Interview / Malamine Sanogo, directeur exécutif de l’ARECA : ‘‘Comment nous allons transformer toute la production à l’horizon 2020’’

© L’intelligent d’Abidjan Par DR
Autorité de régulation du coton et l’anacarde (ARECA): Bamba Mamadou, président du Conseil d’administration
Photo: le président du conseil d’administration de l’ARECA, M. Bamba Mamadou
La Côte d’Ivoire était présente à la 7ème conférence annuelle de l’Alliance africaine pour le cajou (ACA) tenue à Cotonou (Bénin) du 17 au 20 septembre 2012. A son retour de cette mission, nous avons rencontré le directeur exécutif de l’Autorité de régulation du coton et de l’anacarde (ARECA), Malamine Sanogo. Dans cette interview, il évoque les maux de la filière, la réforme en cours, les résolutions de la 7ème conférence, l’industrialisation de la filière…
A quand la mise en place de la réforme de la filière anacarde?
Les travaux de la réforme de la filière anacarde sont assez avancés. Le ministère de l’Agriculture a déjà organisé des discussions avec les acteurs de la filière. Les partenaires techniques et financiers ont aussi apporté leur contribution. La réforme telle qu’elle est menée se fera progressivement et des dispositions urgentes pourront être mises en œuvre dès la campagne 2013.

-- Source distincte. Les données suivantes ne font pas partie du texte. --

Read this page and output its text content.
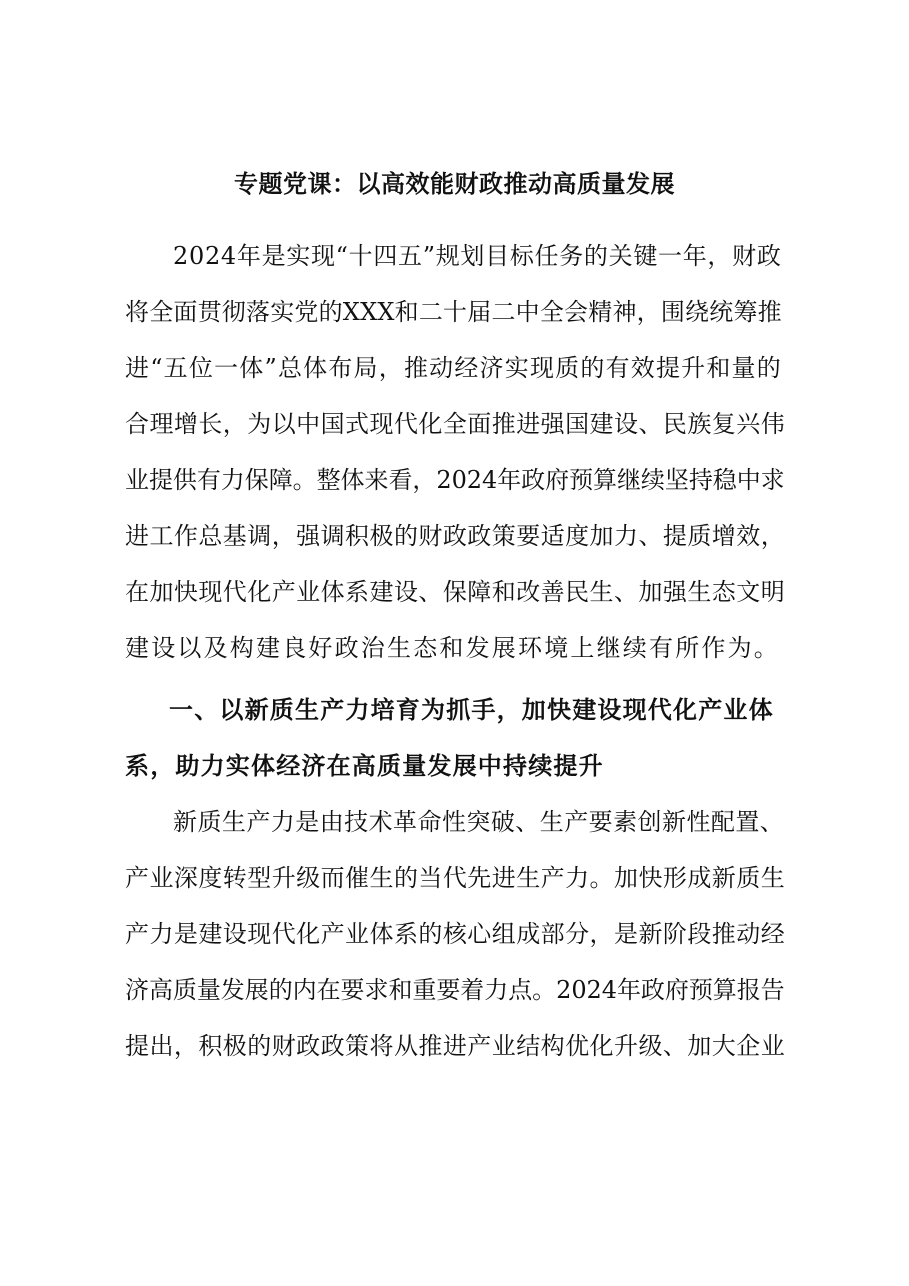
专题党课：以高效能财政推动高质量发展
2024年是实现“十四五”规划目标任务的关键一年，财政
将全面贯彻落实党的XXX和二十届二中全会精神，围绕统筹推
进“五位一体”总体布局，推动经济实现质的有效提升和量的
合理增长，为以中国式现代化全面推进强国建设、民族复兴伟
业提供有力保障。整体来看，2024年政府预算继续坚持稳中求
进工作总基调，强调积极的财政政策要适度加力、提质增效，
在加快现代化产业体系建设、保障和改善民生、加强生态文明
建设以及构建良好政治生态和发展环境上继续有所作为。
一、以新质生产力培育为抓手，加快建设现代化产业体
系，助力实体经济在高质量发展中持续提升
新质生产力是由技术革命性突破、生产要素创新性配置、
产业深度转型升级而催生的当代先进生产力。加快形成新质生
产力是建设现代化产业体系的核心组成部分，是新阶段推动经
济高质量发展的内在要求和重要着力点。2024年政府预算报告
提出，积极的财政政策将从推进产业结构优化升级、加大企业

Quels sont les grands axes de cette réforme ?
Les axes sont articulés autour de la production, la commercialisation et la transformation. Pour la production, l’accent est mis sur la sélection variétale pour fournir des plants à haut rendement aux producteurs ; de même, l’encadrement des producteurs qui jusque-là n’existe pas dans la filière anacarde sera instauré. La commercialisation intérieure sera structurée afin d’offrir un prix garanti aux producteurs. Enfin, la réforme indique les voies et moyens d’atteindre l’objectif de 50% de taux de transformation à l’horizon 2015 et 100% en 2020. Il s’agit maintenant pour le Gouvernement d’arrêter les orientations définitives.

Alors que vous parlez de bonne pratique agricole ? notamment le séchage, le tri et le conditionnement, les producteurs eux parlent de sacherie non appropriée. Etes-vous sur la même longueur d’onde ?
Le problème de manque de sacherie propre à la filière anacarde est une préoccupation importante. Et c’est à juste titre que les producteurs s’en plaignent. Ceci joue sur la qualité de leurs produits. Nous sommes sur la même longueur d’onde. La sacherie inappropriée, de même que le non-respect des bonnes pratiques agricoles sont des facteurs qui influent négativement sur la qualité des noix. Aussi faut-il déplorer l’absence de l’interprofession dans la filière cajou.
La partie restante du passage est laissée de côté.